A technique that is well known for making a thruster combustion chamber consists in separately making a tubular structure or shell constituting a thruster body and end walls which are attached to the ends of the tubular structure. One of the end walls, the rear end wall, leaves a passage for combustion gases leading to a nozzle. The tubular structure is commonly made of composite material, using a filament-winding technique, with the tubular structure being required to withstand the high pressures that are generated in the combustion chamber. The end walls may likewise be made of composite material, but they also be made of metal, e.g. titanium. The connection between the tubular structure and an end wall includes mechanical connection means suitable for withstanding the pressures generated in the chamber and at least one sealing gasket that prevents any gas from flowing between the tubular structure and the end wall.
A known device for providing a sealed connection between the tubular structure and the rear end wall of the combustion chamber of a thruster is shown diagrammatically in FIG. 1. The tubular structure 1 of composite material and the metal rear end wall 2 are assembled together by means of screws 3. The end wall 2 has a ring-shaped peripheral portion 2a engaged inside the tubular structure and receiving the screws 3 that pass through the tubular structure. The screws 3 are disposed in one or more circumferential rows. An O-ring or toroidal gasket 5 is compressed between the portion 2a of the end wall and an annular gasket bearing member 6 constituted by metal coating over a portion of the inside surface of the tubular structure 1. The tubular structure 1 and the end wall 2 are provided with respective internal thermal protection coatings 7 and 8. Thermal protection coating 7 is made of rubber and is adhered to the inside faces of the tubular structure and the gasket bearing member 6.
This known solution suffers from several drawbacks. It is necessary to tighten hard screws 3 in the circumferential row closest to the gasket 6 in order to ensure that the gasket is sufficiently compressed even in the event of the end wall deforming, e.g. under the effect of high internal pressure inside the chamber. In addition, the screws suffer shear, bending, and lateral hammering stresses.
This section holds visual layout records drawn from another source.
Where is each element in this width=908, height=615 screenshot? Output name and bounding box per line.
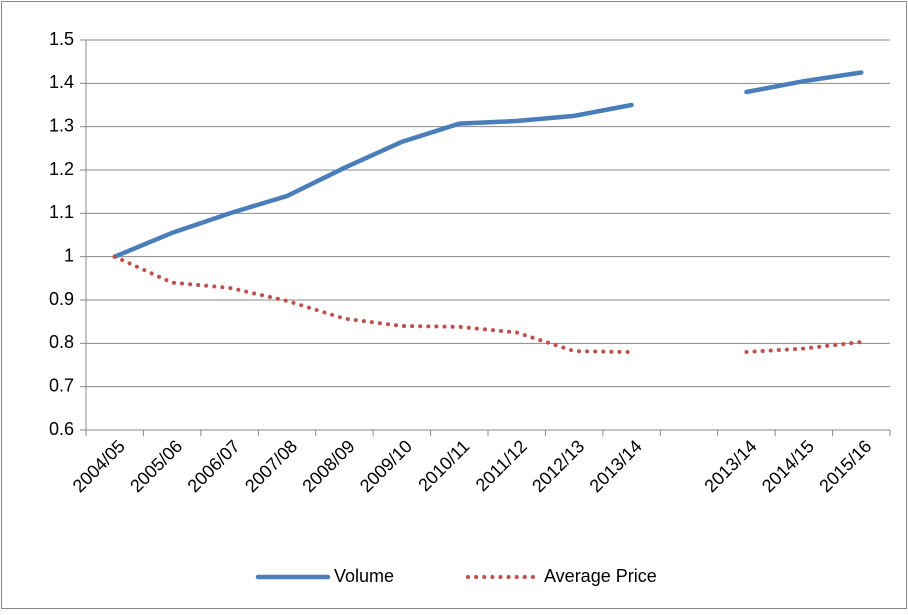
- series-line: [112, 70, 864, 259]
- legend-label: Volume: [334, 566, 394, 586]
- y-tick-label: 0.6: [49, 419, 74, 439]
- y-tick-label: 1.5: [49, 29, 74, 49]
- series-line: [112, 254, 864, 354]
- y-tick-label: 1.3: [49, 115, 74, 135]
- y-tick-label: 0.7: [49, 375, 74, 395]
- y-tick-label: 0.9: [49, 289, 74, 309]
- y-tick-label: 0.8: [49, 332, 74, 352]
- legend-label: Average Price: [544, 566, 657, 586]
- y-tick-label: 1.1: [49, 202, 74, 222]
- y-tick-label: 1.2: [49, 159, 74, 179]
- y-tick-label: 1.4: [49, 72, 74, 92]
- y-tick-label: 1: [64, 245, 74, 265]
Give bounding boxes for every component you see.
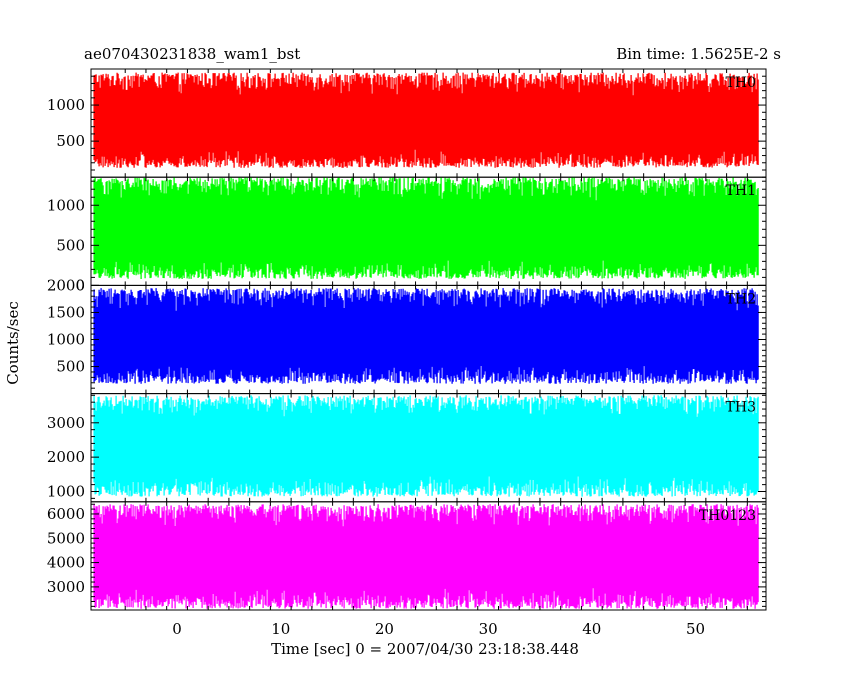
y-tick-label: 2000 [47, 276, 85, 294]
light-curve-th0123 [93, 504, 759, 609]
y-tick-label: 1000 [47, 196, 85, 214]
y-tick-label: 1000 [47, 96, 85, 114]
panel-label-th2: TH2 [726, 291, 756, 307]
light-curve-th1 [93, 177, 759, 279]
chart-title: ae070430231838_wam1_bst [84, 45, 300, 63]
panel-label-th0: TH0 [726, 75, 756, 91]
y-tick-label: 2000 [47, 448, 85, 466]
x-tick-label: 50 [686, 620, 705, 638]
y-tick-label: 500 [56, 132, 85, 150]
y-tick-label: 0 [75, 276, 85, 294]
y-tick-label: 6000 [47, 505, 85, 523]
y-tick-label: 4000 [47, 554, 85, 572]
y-tick-label: 500 [56, 358, 85, 376]
bin-time-label: Bin time: 1.5625E-2 s [616, 45, 781, 63]
light-curve-th3 [93, 395, 759, 497]
panel-label-th1: TH1 [726, 183, 756, 199]
panel-label-th3: TH3 [726, 400, 756, 416]
panels-group: 5001000TH005001000TH1500100015002000TH21… [47, 68, 767, 638]
y-tick-label: 3000 [47, 414, 85, 432]
y-tick-label: 3000 [47, 578, 85, 596]
y-tick-label: 5000 [47, 529, 85, 547]
x-tick-label: 0 [172, 620, 182, 638]
light-curve-th0 [93, 72, 759, 168]
y-tick-label: 1500 [47, 303, 85, 321]
x-tick-label: 20 [375, 620, 394, 638]
x-axis-title: Time [sec] 0 = 2007/04/30 23:18:38.448 [271, 640, 579, 658]
light-curve-th2 [93, 288, 759, 384]
x-tick-label: 40 [582, 620, 601, 638]
y-axis-title: Counts/sec [4, 301, 22, 385]
panel-frame [90, 501, 767, 611]
y-tick-label: 1000 [47, 482, 85, 500]
y-tick-label: 1000 [47, 331, 85, 349]
x-tick-label: 10 [271, 620, 290, 638]
panel-label-th0123: TH0123 [699, 508, 756, 524]
y-tick-label: 500 [56, 236, 85, 254]
x-tick-label: 30 [479, 620, 498, 638]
The internal pressure inside the chamber gives rise to very large axial forces on the end wall and to correspondingly large transverse forces across the screw threads. However, lateral hammering stresses on the screw threads along a transversal axis must be avoided, and are in fact ruled out by U.S. aviation standard MIL STD 1515A.
In document U.S. Pat. No. 4,766,726, a combustion chamber of a solid fuel thruster is made up of two portions, a front portion and a rear portion, which are assembled by means of an annular coupling element. The connection between the coupling element and each of the tubular structures of the front and rear portions of the chamber is provided by means of smooth-walled radial studs and wedges which, on screwing, exert shear forces on the studs. As a result, the studs restrain not only axially but also radially so as to maintain the compressed state of a sealing O-ring placed between each of the tubular structures and the coupling element. The fixing elements are thus not screws, but smooth studs that are subjected to shear stresses. Nevertheless, a drawback of that solution lies in that the shear force exerted on the studs must be very high in order to avoid any relative radial displacement between the assembled parts and a consequent sealing loss through a release of compression on the O-ring gasket, particularly in the event of thermally-induced dimensional variations. A construction similar to that of patent U.S. Pat. No. 4,766,726 is described in the publication AVIATION WEEK AND SPACE TECHNOLOGY, 9, Feb. 1989, NEW YORK US, pages 119-123, DORNHEIM `Thiokol begins full-diameter tests of redesigned SRB field joint`.